Why the moderators continue to allow these professional arguments on a DIY forum are beyond comprehension. We have professional forums to discuss and argue our trade. This is not the place for it. The OP will get some help at first and then we all get into a discussion that the OP has no clue about. I said "we", because I am guilty too. 

Moderators: End the thread once we start getting to complicated or get way over the head of the OP. At least chime and and remind us where we are.


----------



## junkcollector (Nov 25, 2007)

I don't think the nature of the original question is even DIY to begin with. Anyone that should be doing a project of this sort shouldn't have to ask a question like that. Sorry, it makes me mad when I know an electrician should be doing the work. :furious:We don't even know what type of service this is.


----------



## meglomachinist (Sep 9, 2009)

Thanks for all the respones everyone. The line is a commercial 220 3 phase. I'm running 2 guage lines for hots and neutral and 4 guage for the ground and rating the sub panel at 60 amps.
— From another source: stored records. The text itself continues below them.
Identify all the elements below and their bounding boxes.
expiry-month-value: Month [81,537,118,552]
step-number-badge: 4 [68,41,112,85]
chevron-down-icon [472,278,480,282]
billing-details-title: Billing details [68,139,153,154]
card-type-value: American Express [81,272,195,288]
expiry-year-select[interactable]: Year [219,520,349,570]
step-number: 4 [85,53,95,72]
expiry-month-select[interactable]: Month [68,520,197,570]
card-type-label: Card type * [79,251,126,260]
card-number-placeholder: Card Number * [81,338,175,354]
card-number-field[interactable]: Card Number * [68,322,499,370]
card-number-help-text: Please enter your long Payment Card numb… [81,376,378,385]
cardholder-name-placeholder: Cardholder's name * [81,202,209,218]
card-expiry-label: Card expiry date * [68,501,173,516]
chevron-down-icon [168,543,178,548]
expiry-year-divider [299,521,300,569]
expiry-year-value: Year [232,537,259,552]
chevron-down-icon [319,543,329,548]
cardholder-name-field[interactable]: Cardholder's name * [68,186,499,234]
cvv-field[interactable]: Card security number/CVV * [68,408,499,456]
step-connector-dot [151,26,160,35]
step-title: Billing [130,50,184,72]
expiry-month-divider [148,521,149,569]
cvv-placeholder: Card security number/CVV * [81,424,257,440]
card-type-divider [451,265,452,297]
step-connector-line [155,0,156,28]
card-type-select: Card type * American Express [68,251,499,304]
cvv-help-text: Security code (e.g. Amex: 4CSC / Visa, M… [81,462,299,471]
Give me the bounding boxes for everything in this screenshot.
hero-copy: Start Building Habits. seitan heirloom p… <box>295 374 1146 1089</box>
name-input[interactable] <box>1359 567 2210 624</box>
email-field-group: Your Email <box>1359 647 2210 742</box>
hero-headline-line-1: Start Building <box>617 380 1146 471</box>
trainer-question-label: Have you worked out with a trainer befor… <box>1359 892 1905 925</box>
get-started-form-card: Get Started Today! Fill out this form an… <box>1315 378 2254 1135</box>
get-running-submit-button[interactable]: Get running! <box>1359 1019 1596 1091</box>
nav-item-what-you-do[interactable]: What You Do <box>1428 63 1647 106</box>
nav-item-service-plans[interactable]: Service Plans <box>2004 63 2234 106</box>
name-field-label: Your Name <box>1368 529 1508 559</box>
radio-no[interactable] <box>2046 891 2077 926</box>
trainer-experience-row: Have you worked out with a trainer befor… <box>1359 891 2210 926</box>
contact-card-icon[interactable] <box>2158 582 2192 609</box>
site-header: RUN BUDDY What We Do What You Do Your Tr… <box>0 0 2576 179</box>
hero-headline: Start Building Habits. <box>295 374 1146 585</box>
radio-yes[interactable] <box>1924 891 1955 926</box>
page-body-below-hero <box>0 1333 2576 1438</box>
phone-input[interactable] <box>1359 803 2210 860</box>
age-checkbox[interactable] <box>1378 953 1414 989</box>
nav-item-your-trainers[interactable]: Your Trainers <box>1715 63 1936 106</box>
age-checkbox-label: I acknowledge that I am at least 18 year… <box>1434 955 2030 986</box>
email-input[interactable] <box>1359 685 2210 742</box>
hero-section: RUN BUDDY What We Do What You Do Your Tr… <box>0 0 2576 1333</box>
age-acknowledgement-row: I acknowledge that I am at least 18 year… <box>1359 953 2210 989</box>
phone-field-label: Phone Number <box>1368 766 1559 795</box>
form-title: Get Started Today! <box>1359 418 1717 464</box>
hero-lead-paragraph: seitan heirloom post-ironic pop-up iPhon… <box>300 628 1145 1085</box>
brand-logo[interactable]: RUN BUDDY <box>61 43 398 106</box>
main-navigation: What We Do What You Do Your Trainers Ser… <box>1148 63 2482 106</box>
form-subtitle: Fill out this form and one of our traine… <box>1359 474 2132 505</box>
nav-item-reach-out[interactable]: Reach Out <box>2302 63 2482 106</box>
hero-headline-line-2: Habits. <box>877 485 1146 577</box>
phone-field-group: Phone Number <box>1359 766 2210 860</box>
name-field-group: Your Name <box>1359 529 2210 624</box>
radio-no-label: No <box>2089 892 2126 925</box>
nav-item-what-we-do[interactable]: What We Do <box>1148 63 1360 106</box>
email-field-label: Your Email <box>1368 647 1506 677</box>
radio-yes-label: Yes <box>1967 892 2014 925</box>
Maybe a bit overkill on the wiring but should allow me to bump up the breaker if I need to later. I used my meter to check the lines all three are running 120 so should be good there. Now the fun part is re routing conduit. Thanks again.


----------



## spark plug (May 5, 2009)

J. V. said:


> Why the moderators continue to allow these professional arguments on a DIY forum are beyond comprehension. We have professional forums to discuss and argue our trade. This is not the place for it. The OP will get some help at first and then we all get into a discussion that the OP has no clue about. I said "we", because I am guilty too.
> 
> Moderators: End the thread once we start getting to complicated or get way over the head of the OP. At least chime and and remind us where we are.


O.K., J.V. I got your point. But this discussion is anyway ONLY hypothetical. Because in my town (NYC) the Utility, Con Ed doesn't provide 3 Phase Service to Residential customers! I don't know what the policy is in other cities!(No matter what):yes::no::drink:don't Drink and Drive, Ever!!!


----------



## MI-Roger (Aug 8, 2009)

*Red Leg Delta?*

OK, I intentially ignored the previous plea to keep this simple. But how is the OP getting 120V and 240V from a 3-phase panel without one leg being center tapped? Does the OP have anything running on 208V single phase currently, either by design or accident?

Assuming the OP has a center tapped leg, adding a single phase panel for 120V and 240V loads becomes a breeze.


----------



## meglomachinist (Sep 9, 2009)

Well all the new conduit is run and new outlets put in place and a few of the old lines are run to the new box. Gonna have my buddy stu an electrician come and finish off the hooking the two panels together to make sure everything is kosher there. He owes me a favor anyway. Thanks for the input everyone.


----------